Kedua, sejarah panjang DI-TII masih ada, dan itu sering direpresi dengan kata tidak mungkin, tidak ada lagi, satu komando, dan sejenisnya. Ini harus diakui dan dijadikan perhatian bersama. Apalagi era kini lebih modern pendekatan, masukan, dan pola rekrutmen menjadi anggota baik militer ataupun kelompok fundamentalisnya. Jelas DI memang telah berakhir, namun apakah pemikiran dan ideologi sejenis sudah tamat? Belum tentu.

Padahal dengan mengakui bahwa potensi itu masih ada, dan cukup kuat dalam kondisi dunia sekarang ini, menjadikan waspada dan berjaga-jaga dengan lebih baik lagi. Lihat saja mana-mana yang NKRI sejati, dan mana yang NKRI semata hanya menjadi alat ketika sudah kuat mau dibuang.

Jelas ini bukan semata dalam dunia militer, hampir semua lini sudah dimasuki dan cukup kuat pengaruh mereka. Ketika sudah begitu kuat, ada upaya untuk merontokan mereka, upaya mengembalikan keadaan aman, tenang, dan jalur bagus mereka tetap diupayakan. Dan itu yang timbul dengan berbagai macam isu, kejadian, dan peristiwa yang ada saat ini.

Ketiga, model potong kompas, suap dan uang yang berbicara dalam kenaikan pangkat dan rekrutmen. Nah ketika banyak petinggi sudah keluar uang, namun kemudian kesulitan memperoleh materi di luar gaji, wajar jika mereka berontak dan mengupayakan kembalinya pola lama yang menyenangkan pihak dan kelompok mereka.

Keempat, militer yang suka politik praktis. Ini hal yang lumrah di masa lalu. Dan itu sangat mungkin masih demikian kuat melekat dalam beberapa elit dan senior militer. Memang masih perlu beberapa waktu untuk memiliki militer sepenuhnya barak dan mengurus pertahanan semata.

Sangat mungkin faksi ini cukup kuat dan suka atau tidak cukup dominan dalam percaturan nasional. Apa yang biasa menjadi miliknya, rangkaian panjang sudah disiapkan dan tiba-tiba malah berakhir berbeda.

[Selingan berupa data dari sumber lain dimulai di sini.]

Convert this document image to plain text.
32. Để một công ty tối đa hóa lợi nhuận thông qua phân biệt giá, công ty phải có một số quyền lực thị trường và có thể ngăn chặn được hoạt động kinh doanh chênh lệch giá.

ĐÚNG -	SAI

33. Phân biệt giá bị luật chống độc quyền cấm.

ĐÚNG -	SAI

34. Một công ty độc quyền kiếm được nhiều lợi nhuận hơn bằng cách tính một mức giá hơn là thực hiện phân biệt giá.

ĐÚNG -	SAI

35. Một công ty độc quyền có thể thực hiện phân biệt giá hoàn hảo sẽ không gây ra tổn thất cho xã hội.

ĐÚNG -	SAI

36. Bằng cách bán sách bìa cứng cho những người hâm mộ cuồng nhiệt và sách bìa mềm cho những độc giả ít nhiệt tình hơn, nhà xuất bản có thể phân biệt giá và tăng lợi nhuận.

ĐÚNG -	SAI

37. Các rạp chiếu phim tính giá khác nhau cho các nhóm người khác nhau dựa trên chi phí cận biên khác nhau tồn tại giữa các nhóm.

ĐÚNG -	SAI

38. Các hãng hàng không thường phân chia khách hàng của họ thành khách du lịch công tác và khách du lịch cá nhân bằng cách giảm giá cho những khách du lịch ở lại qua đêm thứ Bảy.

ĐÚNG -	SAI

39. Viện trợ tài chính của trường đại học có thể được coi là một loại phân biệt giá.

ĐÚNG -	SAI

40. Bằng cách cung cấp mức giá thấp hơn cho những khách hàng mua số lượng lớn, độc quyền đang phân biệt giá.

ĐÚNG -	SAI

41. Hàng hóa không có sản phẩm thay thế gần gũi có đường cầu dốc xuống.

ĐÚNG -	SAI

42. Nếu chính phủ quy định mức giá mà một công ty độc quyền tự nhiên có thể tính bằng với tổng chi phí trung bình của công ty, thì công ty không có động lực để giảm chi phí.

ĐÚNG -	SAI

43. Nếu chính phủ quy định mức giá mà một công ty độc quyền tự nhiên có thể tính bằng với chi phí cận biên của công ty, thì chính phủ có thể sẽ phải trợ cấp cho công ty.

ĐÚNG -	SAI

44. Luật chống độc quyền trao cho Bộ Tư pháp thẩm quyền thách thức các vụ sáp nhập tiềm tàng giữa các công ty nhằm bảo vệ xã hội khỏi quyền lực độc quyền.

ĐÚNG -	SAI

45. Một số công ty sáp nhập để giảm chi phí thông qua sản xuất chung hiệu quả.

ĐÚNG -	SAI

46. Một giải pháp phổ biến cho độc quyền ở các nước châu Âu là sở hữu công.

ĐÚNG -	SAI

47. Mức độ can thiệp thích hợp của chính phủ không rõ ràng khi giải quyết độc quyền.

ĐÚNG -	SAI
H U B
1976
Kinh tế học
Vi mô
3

Upaya, usaha, dan keadaan itu sangat wajar, semua itu mencari posisi yang setimbang, ada kesimbangan dalam banyak hal. Goyangan yang diperlukan untuk mendapatkan kondisi yang baik itu menjadi penting. Nah ini semua memang perlu dilewati untuk menuju gerbang emas itu.

Pesimisme perlu disingkirkan, optimisme perlu digelorakan, di tengah kehendak ketamakan, tetap ada kelompok bhayangkara negara yang sejati. Militer nasionalis tulen yang lepas dari kehendak kekuasaan semata.

Semua memang harus terjadi, namun semua juga akan berakhir. Negara makin baik melalui jalan terjal dan berkelok, dan harapan baik terkembang.